April 16, 2019

NASA, space leaders to discuss human space exploration

WEST LAFAYETTE, Ind. — What will it take for the U.S. to return to the moon and send humans to Mars and beyond?

These are a couple of the topics that will be discussed at the “What IF We Blaze a Path to Mars?” public forum on space policy on April 25.

A panel discussion will feature Bill Gerstenmaier, NASA associate administrator for Human Exploration and Operations; Mary Lynne Dittmar, executive director of the Coalition for Deep Space Exploration; and Jonathan Lunine, planetary scientist at Cornell University. Purdue President Mitch Daniels is moderating the event, which will take place at 6:30 p.m. in Stewart Center's Loeb Playhouse. 

The event is a part of Purdue University’s Ideas Festival, the centerpiece of Purdue’s Giant Leaps Sesquicentennial Campaign, which is a series of events that connect world-renowned speakers and Purdue expertise in a conversation on the most critical problems facing the world. One of the Ideas Festival’s themes is Giant Leaps in Space.

Gerstenmaier, who is based at NASA headquarters in Washington, D.C., provides strategic direction for all aspects of NASA’s human exploration of space and cross-agency space support functions of space communications and space launch vehicles. He provides programmatic direction for the operation and utilization of the International Space Station and its crew; is leading development of the Gateway, Space Launch System and Orion crew capsule; and is providing strategic guidance and direction for the commercial crew and cargo programs.​​ Working with commercial and international partners, NASA plans to lead a sustainable return to the surface of the moon. He received a Bachelor of Science in Aeronautical and Astronautical Engineering from Purdue in 1977 and a Master of Science degree in mechanical engineering from the University of Toledo in 1981. He completed course work early in his career for a doctorate in dynamics and control with emphasis in propulsion at Purdue.

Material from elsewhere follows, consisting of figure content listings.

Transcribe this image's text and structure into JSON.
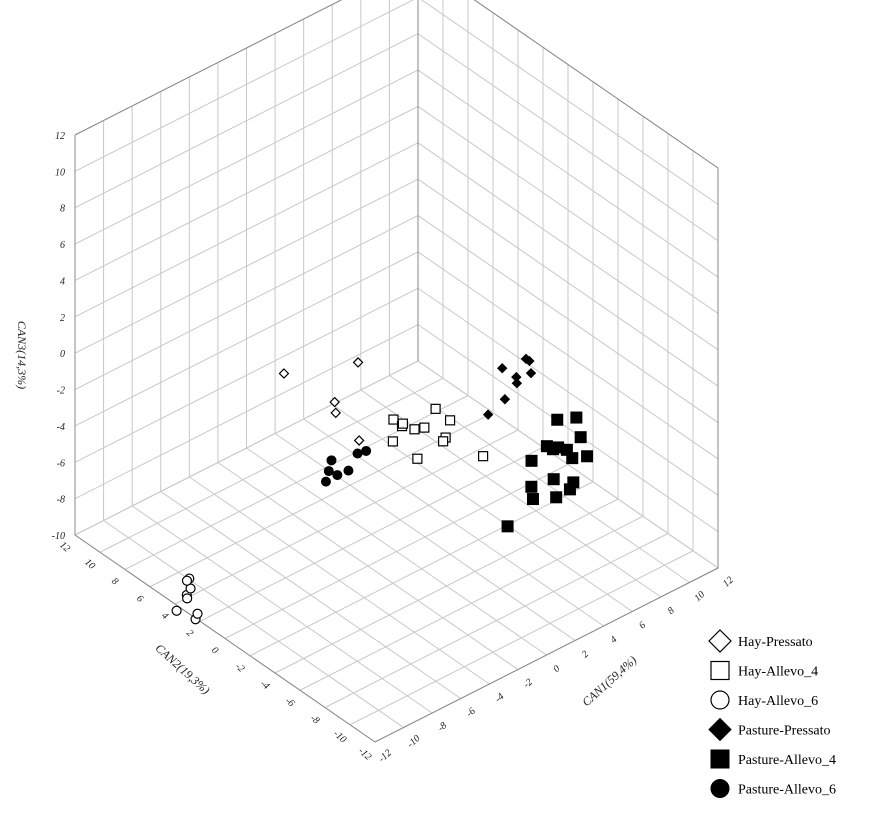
{
  "chart_data": {
    "type": "scatter",
    "subtype": "3d",
    "axes": {
      "x": {
        "label": "CAN1(59,4%)",
        "range": [
          -12,
          12
        ],
        "ticks": [
          -12,
          -10,
          -8,
          -6,
          -4,
          -2,
          0,
          2,
          4,
          6,
          8,
          10,
          12
        ],
        "tick_labels": [
          "-12",
          "-10",
          "-8",
          "-6",
          "-4",
          "-2",
          "0",
          "2",
          "4",
          "6",
          "8",
          "10",
          "12"
        ]
      },
      "y": {
        "label": "CAN2(19,3%)",
        "range": [
          -12,
          12
        ],
        "ticks": [
          -12,
          -10,
          -8,
          -6,
          -4,
          -2,
          0,
          2,
          4,
          6,
          8,
          10,
          12
        ],
        "tick_labels": [
          "-12",
          "-10",
          "-8",
          "-6",
          "-4",
          "-2",
          "0",
          "2",
          "4",
          "6",
          "8",
          "10",
          "12"
        ]
      },
      "z": {
        "label": "CAN3(14,3%)",
        "range": [
          -10,
          12
        ],
        "ticks": [
          -10,
          -8,
          -6,
          -4,
          -2,
          0,
          2,
          4,
          6,
          8,
          10,
          12
        ],
        "tick_labels": [
          "-10",
          "-8",
          "-6",
          "-4",
          "-2",
          "0",
          "2",
          "4",
          "6",
          "8",
          "10",
          "12"
        ]
      }
    },
    "grid": true,
    "legend_position": "bottom-right",
    "series": [
      {
        "name": "Hay-Pressato",
        "marker": "diamond",
        "filled": false,
        "points": [
          [
            -10.5,
            -3.0,
            5.4
          ],
          [
            -7.5,
            -5.5,
            6.0
          ],
          [
            -8.8,
            -5.2,
            3.6
          ],
          [
            -8.0,
            -4.2,
            3.4
          ],
          [
            -8.3,
            -6.5,
            2.5
          ]
        ]
      },
      {
        "name": "Hay-Allevo_4",
        "marker": "square",
        "filled": false,
        "points": [
          [
            -0.5,
            -4.5,
            -1.4
          ],
          [
            -1.8,
            -3.5,
            -0.9
          ],
          [
            -1.2,
            -3.6,
            -1.0
          ],
          [
            -0.5,
            -3.7,
            -0.2
          ],
          [
            -0.8,
            -5.2,
            0.0
          ],
          [
            -2.4,
            -2.5,
            -0.6
          ],
          [
            -1.8,
            -2.5,
            -1.2
          ],
          [
            -1.3,
            -2.0,
            -1.5
          ],
          [
            -0.5,
            -4.3,
            -1.7
          ],
          [
            -2.0,
            -2.0,
            -2.2
          ],
          [
            -0.5,
            -7.5,
            -1.0
          ],
          [
            -1.6,
            -3.5,
            -2.6
          ]
        ]
      },
      {
        "name": "Hay-Allevo_6",
        "marker": "circle",
        "filled": false,
        "points": [
          [
            -11.0,
            4.0,
            -9.0
          ],
          [
            -11.0,
            4.2,
            -10.0
          ],
          [
            -11.5,
            3.6,
            -9.7
          ],
          [
            -11.0,
            3.9,
            -9.5
          ],
          [
            -10.9,
            4.3,
            -9.3
          ],
          [
            -11.8,
            4.1,
            -10.5
          ],
          [
            -11.0,
            3.5,
            -11.0
          ],
          [
            -10.6,
            3.8,
            -11.0
          ]
        ]
      },
      {
        "name": "Pasture-Pressato",
        "marker": "diamond",
        "filled": true,
        "points": [
          [
            1.8,
            -6.4,
            2.4
          ],
          [
            3.2,
            -6.7,
            2.5
          ],
          [
            3.0,
            -7.2,
            2.7
          ],
          [
            3.2,
            -7.1,
            1.9
          ],
          [
            2.7,
            -6.5,
            1.6
          ],
          [
            3.0,
            -6.2,
            1.0
          ],
          [
            1.9,
            -6.5,
            0.7
          ],
          [
            1.6,
            -5.5,
            -0.5
          ]
        ]
      },
      {
        "name": "Pasture-Allevo_4",
        "marker": "square",
        "filled": true,
        "points": [
          [
            6.9,
            -6.5,
            -2.3
          ],
          [
            6.0,
            -6.0,
            -2.3
          ],
          [
            5.8,
            -7.0,
            -3.4
          ],
          [
            5.1,
            -6.2,
            -3.3
          ],
          [
            5.8,
            -6.3,
            -3.6
          ],
          [
            5.7,
            -6.0,
            -3.8
          ],
          [
            7.2,
            -6.5,
            -3.5
          ],
          [
            7.3,
            -6.9,
            -4.4
          ],
          [
            6.7,
            -6.4,
            -4.5
          ],
          [
            6.6,
            -6.6,
            -5.7
          ],
          [
            6.1,
            -5.6,
            -5.8
          ],
          [
            6.8,
            -6.1,
            -6.4
          ],
          [
            6.1,
            -5.8,
            -6.7
          ],
          [
            4.9,
            -5.2,
            -4.5
          ],
          [
            5.5,
            -4.5,
            -6.5
          ],
          [
            5.7,
            -4.4,
            -7.3
          ],
          [
            3.4,
            -5.0,
            -7.6
          ]
        ]
      },
      {
        "name": "Pasture-Allevo_6",
        "marker": "circle",
        "filled": true,
        "points": [
          [
            -3.0,
            -1.0,
            -2.8
          ],
          [
            -3.6,
            -1.0,
            -2.7
          ],
          [
            -4.2,
            0.4,
            -3.5
          ],
          [
            -3.8,
            -0.5,
            -3.8
          ],
          [
            -4.3,
            0.5,
            -4.1
          ],
          [
            -4.4,
            -0.3,
            -3.9
          ],
          [
            -4.5,
            0.5,
            -4.6
          ]
        ]
      }
    ]
  },
  "legend": [
    {
      "label": "Hay-Pressato",
      "shape": "diamond",
      "filled": false
    },
    {
      "label": "Hay-Allevo_4",
      "shape": "square",
      "filled": false
    },
    {
      "label": "Hay-Allevo_6",
      "shape": "circle",
      "filled": false
    },
    {
      "label": "Pasture-Pressato",
      "shape": "diamond",
      "filled": true
    },
    {
      "label": "Pasture-Allevo_4",
      "shape": "square",
      "filled": true
    },
    {
      "label": "Pasture-Allevo_6",
      "shape": "circle",
      "filled": true
    }
  ],
  "colors": {
    "marker": "#000000",
    "grid": "#c8c8c8",
    "frame": "#888888"
  }
}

Dittmar is a member of the National Space Council Users' Advisory Group, the Space Studies Board of the National Academies of Science, Engineering and Medicine, and the Department of Transportation’s Commercial Space Transportation Advisory Group. The Coalition for Deep Space Exploration is a diverse industry trade group of more than 65 companies engaged in human exploration, science and commerce in deep space. Dittmar’s previous experience includes managing flight operations for The Boeing Co. on the International Space Station program, where she later served as Boeing chief scientist for commercial payloads. She later served as senior adviser for the International Space Station’s function as a national laboratory.

Lunine is the David C. Duncan Professor in the Physical Sciences and director of the Cornell Center for Astrophysics and Planetary Science. He is interested in how planets form and evolve, what processes maintain and establish habitability, and what kinds of exotic environments might host a kind of chemistry sophisticated enough to be called life. He works with the radar and other instruments on Cassini, continues to work on mass spectrometer data from Huygens, and is co-investigator on the Juno mission launched in 2011 to Jupiter. He is on the science team for the James Webb Space Telescope, focusing on characterization of extrasolar planets and Kuiper Belt objects. Lunine is principal investigator for a Jet Propulsion Laboratory-led study to send a probe into Saturn's atmosphere and has contributed to mission concept studies for space-based astrometry and microlensing missions. Lunine is a member of the National Academy of Sciences and has participated in or chaired a number of advisory and strategic planning committees for the Academy and for NASA, including "Pathways to Exploration: Rationales and Approaches for a U.S. Program of Human Space Exploration," which he co-chaired in 2014 with Daniels.